Тогда я стал заниматься с ним лично. Мы часами медитировали на вершине здания коллегии под сильным ветром, дующим с гор и с моря. Я водил его к месту силы, что находилось у вершины кряжа Северных гор. Там была обустроена каменная площадка, с которой открывался удивительный вид на бушующее море и плавающие в нем ледники.
Мы оттачивали технику и стойки, повторяли магические формулы. Но как только дело доходило до практического применения все рушилось.

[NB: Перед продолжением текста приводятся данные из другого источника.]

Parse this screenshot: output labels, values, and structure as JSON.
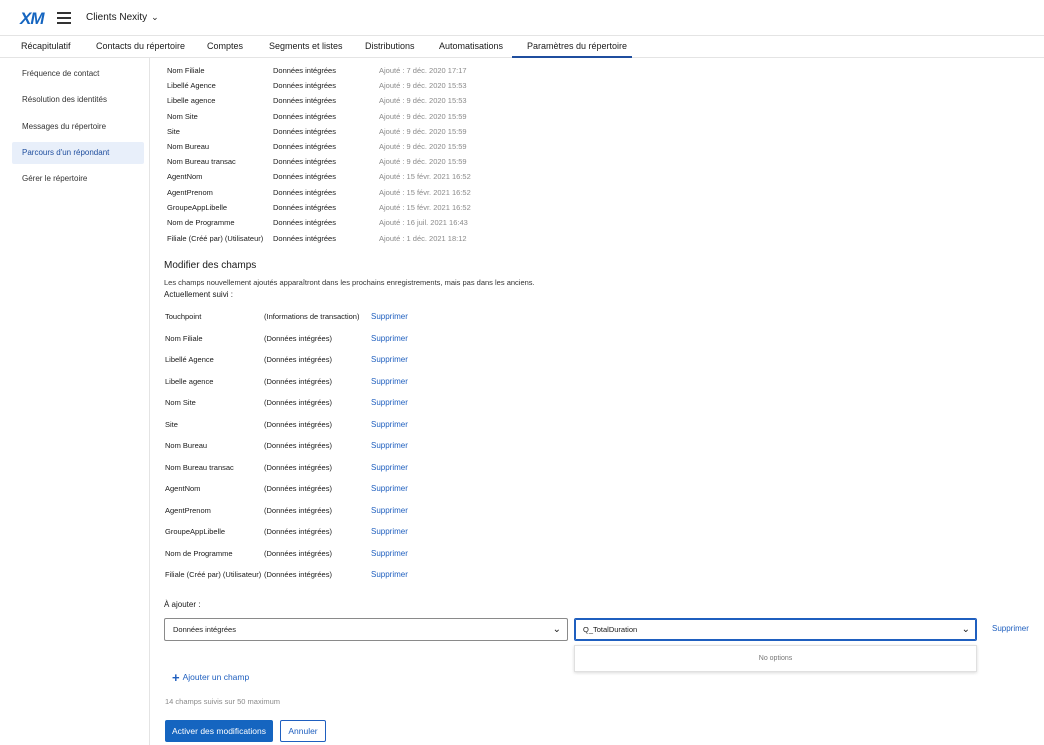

В 325 году скончался князь Магнус II. Его похоронили в фамильном склепе за княжеским чертогом. Его место занял сын, который приехал в Колдрамм годом ранее. Все старосты шахтерских деревень княжества приехали на поклон новому правителю. Я тоже отправился предстать перед новым князем.
Чертог был полон: старосты и стражники сидели за столами набитыми яствами и проводили тризну. Темный зал все также освещал очаг посредине и несколько факелов. Князь Торбьёрн сидел на троне, голова лежала на сложенной в кулак ладони, на пальцах которой поблескивали перстни, а рука опиралась на подлокотник. Молодое лицо, ястребиные глаза, кривой нос, рыжие волосы. Магнусовская порода проглядывалась в нем.
Завидев меня, он встал и развел руки в разные стороны то ли пытаясь обнять меня, то ли просто обрадовавшись моему появлению.
— Архимаг Соворус Марет! — заговорил он звонким голосом. — Я рад вашему появлению!
— Князь! — произнес я и поклонился. Когда выпрямился, продолжил. — Я соболезную вашей утере. Я явился для почтения вас, князь.